The first contribution of this thesis addresses scale ambiguity. This self-supervised method injects ground information into the training process by using known camera parameters to derive an analytic depth prior assuming a flat ground. It is then combined with a learned attention mechanism that identifies where this prior is trustworthy in the image. A dedicated loss formulation couples ground selection and scale recovery, allowing the network to learn metrically meaningful depth without requiring depth supervision or ground mask annotations. Experiments on KITTI show competitive metric depth performance among self-supervised approaches, while additional evaluations demonstrate stronger robustness to camera pose changes and improved zero-shot transfer to unseen cameras and datasets such as DDAD.

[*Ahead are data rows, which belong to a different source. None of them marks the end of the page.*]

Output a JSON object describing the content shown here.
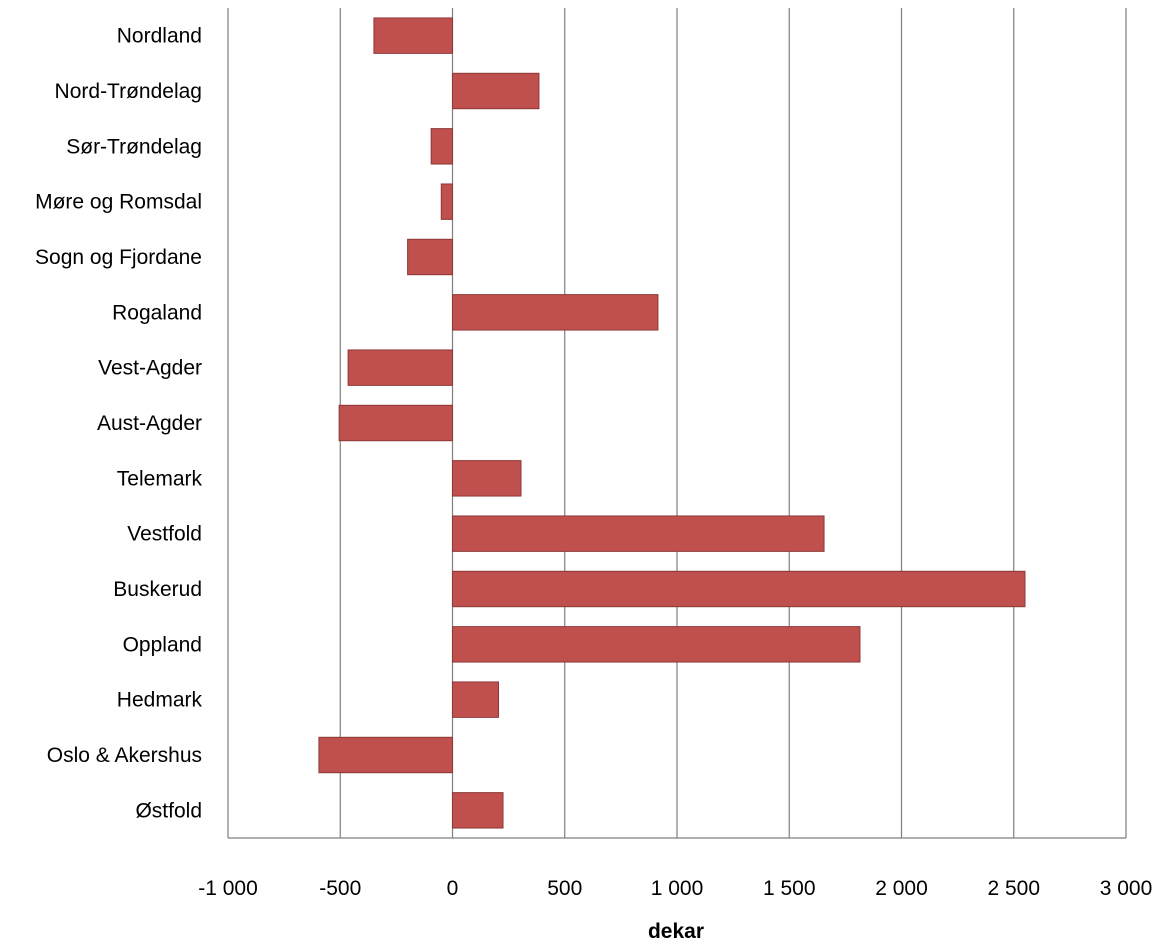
{
  "chart_data": {
    "type": "bar",
    "orientation": "horizontal",
    "title": "",
    "xlabel": "dekar",
    "ylabel": "",
    "xlim": [
      -1000,
      3000
    ],
    "x_ticks": [
      -1000,
      -500,
      0,
      500,
      1000,
      1500,
      2000,
      2500,
      3000
    ],
    "x_tick_labels": [
      "-1 000",
      "-500",
      "0",
      "500",
      "1 000",
      "1 500",
      "2 000",
      "2 500",
      "3 000"
    ],
    "grid": "vertical",
    "legend": "none",
    "categories": [
      "Nordland",
      "Nord-Trøndelag",
      "Sør-Trøndelag",
      "Møre og Romsdal",
      "Sogn og Fjordane",
      "Rogaland",
      "Vest-Agder",
      "Aust-Agder",
      "Telemark",
      "Vestfold",
      "Buskerud",
      "Oppland",
      "Hedmark",
      "Oslo & Akershus",
      "Østfold"
    ],
    "values": [
      -350,
      385,
      -95,
      -50,
      -200,
      915,
      -465,
      -505,
      305,
      1655,
      2550,
      1815,
      205,
      -595,
      225
    ],
    "colors": {
      "bar_fill": "#c0504d",
      "bar_stroke": "#8c3836",
      "gridline": "#7f7f7f",
      "axis": "#7f7f7f"
    }
  }
}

The second contribution addresses the loss of sharpness at object boundaries. We propose to use a depth formulation in which each pixel in the depth map is represented by a two-component gaussian mixture rather than by a single scalar value. This representation explicitly models the coexistence of foreground and background hypotheses at occlusion edges. The predicted distributions are propagated through reprojection, interpolation, and photometric loss computation, making the full self-supervised pipeline compatible with multimodal depth prediction. The resulting model produces sharper discontinuities, reduces floating artifacts in reconstructed point clouds, and provides uncertainty estimates that are meaningful for downstream applications. We also introduce an edge entropy measure to quantify boundary sharpness more directly than conventional global depth metrics.
Taken together, these contributions show that incorporating explicit structure into self-supervised learning improves monocular depth estimation along dimensions that standard photometric objectives capture poorly. Ground geometry provides a practical route to metric scale when such a prior is available, while mixture-based depth representations better reflect the ambiguity present at occlusion boundaries.